To reduce wide-area network bandwidth demand and to reduce the load on HTTP servers around the Web, Harvest caches resolve misses through other caches higher in a cache hierarchy, as illustrated in Figure 3. For example, several of the Harvest project members are running caches on their home workstations, configured as children of caches running in laboratories at their universities. Each cache in the hierarchy independently decides whether to fetch the reference from the object's home site or from the Cache or caches above it in the hierarchy.
Figure 3: Hierarchical Cache Arrangement
The cache resolution algorithm also distinguishes parent from neighbor caches. A parent cache is a cache higher up the hierarchy; a neighbor cache is one at the same level in the hierarchy, provided to distribute cache server load. When a cache receives a request for a URL that misses, it uses UDP ``pings'' to try to determine which of the neighbor caches, parent caches, or object home site can satisfy the request most efficiently.
Note that, as the hierarchy deepens, the root caches become responsible for more and more clients.
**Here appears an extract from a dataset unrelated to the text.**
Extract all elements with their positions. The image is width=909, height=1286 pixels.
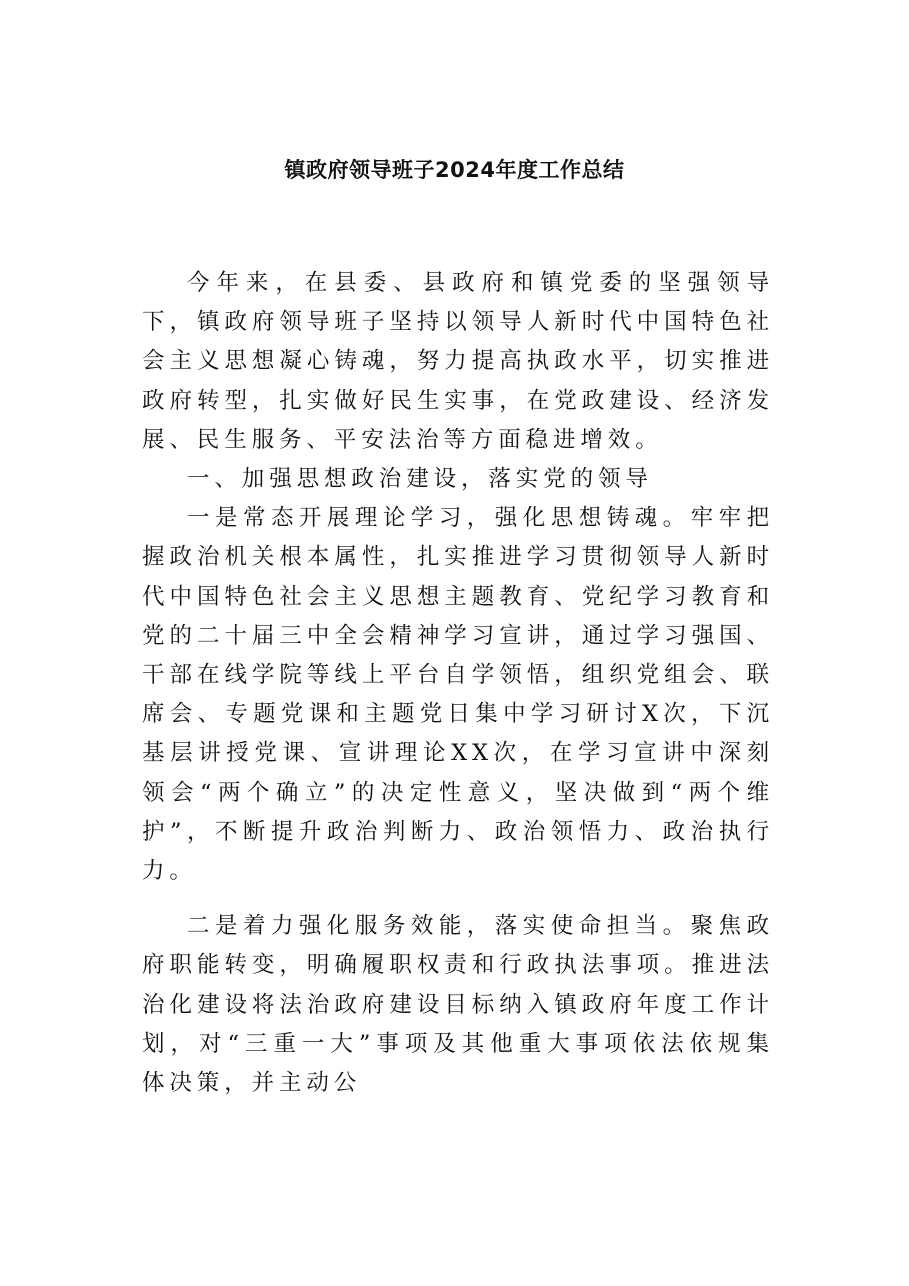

For this reason, we recommend that the hierarchy terminate at the first place in the regional or backbone network where bandwidth is plentiful.
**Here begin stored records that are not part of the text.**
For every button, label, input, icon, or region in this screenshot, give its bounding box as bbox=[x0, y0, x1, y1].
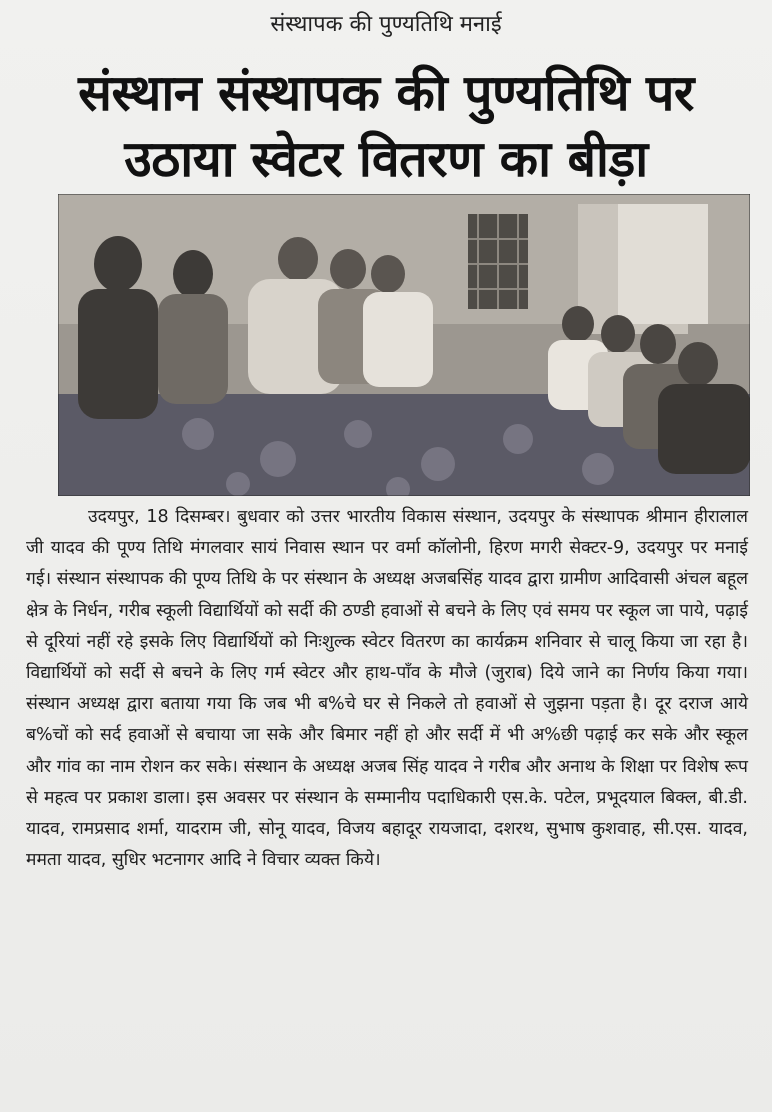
article-body bbox=[26, 502, 748, 876]
headline-line-2: उठाया स्वेटर वितरण का बीड़ा bbox=[124, 130, 648, 188]
article-paragraph: उदयपुर, 18 दिसम्बर। बुधवार को उत्तर भारतीय विकास संस्थान, उदयपुर के संस्थापक श्रीमान हीरालाल जी यादव की पूण्य तिथि मंगलवार सायं निवास स्थान पर वर्मा कॉलोनी, हिरण मगरी सेक्टर-9, उदयपुर पर मनाई गई। संस्थान संस्थापक की पूण्य तिथि के पर संस्थान के अध्यक्ष अजबसिंह यादव द्वारा ग्रामीण आदिवासी अंचल बहूल क्षेत्र के निर्धन, गरीब स्कूली विद्यार्थियों को सर्दी की ठण्डी हवाओं से बचने के लिए एवं समय पर स्कूल जा पाये, पढ़ाई से दूरियां नहीं रहे इसके लिए विद्यार्थियों को निःशुल्क स्वेटर वितरण का कार्यक्रम शनिवार से चालू किया जा रहा है। विद्यार्थियों को सर्दी से बचने के लिए गर्म स्वेटर और हाथ-पाँव के मौजे (जुराब) दिये जाने का निर्णय किया गया। संस्थान अध्यक्ष द्वारा बताया गया कि जब भी ब%चे घर से निकले तो हवाओं से जुझना पड़ता है। दूर दराज आये ब%चों को सर्द हवाओं से बचाया जा सके और बिमार नहीं हो और सर्दी में भी अ%छी पढ़ाई कर सके और स्कूल और गांव का नाम रोशन कर सके। संस्थान के अध्यक्ष अजब सिंह यादव ने गरीब और अनाथ के शिक्षा पर विशेष रूप से महत्व पर प्रकाश डाला। इस अवसर पर संस्थान के सम्मानीय पदाधिकारी एस.के. पटेल, प्रभूदयाल बिक्ल, बी.डी. यादव, रामप्रसाद शर्मा, यादराम जी, सोनू यादव, विजय बहादूर रायजादा, दशरथ, सुभाष कुशवाह, सी.एस. यादव, ममता यादव, सुधिर भटनागर आदि ने विचार व्यक्त किये। bbox=[26, 507, 748, 871]
article-kicker: संस्थापक की पुण्यतिथि मनाई bbox=[270, 12, 502, 37]
group-photo-icon bbox=[58, 194, 750, 496]
article-photo bbox=[58, 194, 750, 496]
headline-line-1: संस्थान संस्थापक की पुण्यतिथि पर bbox=[78, 64, 694, 122]
article-headline bbox=[20, 60, 752, 192]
To place your Cache in a hierarchy, use the cache_host variable in the cached.conf to specify the parent and neighbor nodes. For example, the following cached.conf file on littleguy1.usc.edu configures its cache to retrieve data from one parent cache and two neighbor caches:
# # cached.conf - On the host: littleguy1.usc.edu # # Format is: hostname type ascii_port udp_port # cache_host bigserver.usc.edu parent 3128 3130 cache_host littleguy2.usc.edu neighbor 3128 3130 cache_host littleguy3.usc.edu neighbor 3128 3130
Note: earlier Versions of the Cache supported a tcp_port. That is no longer supported starting in Version 1.3.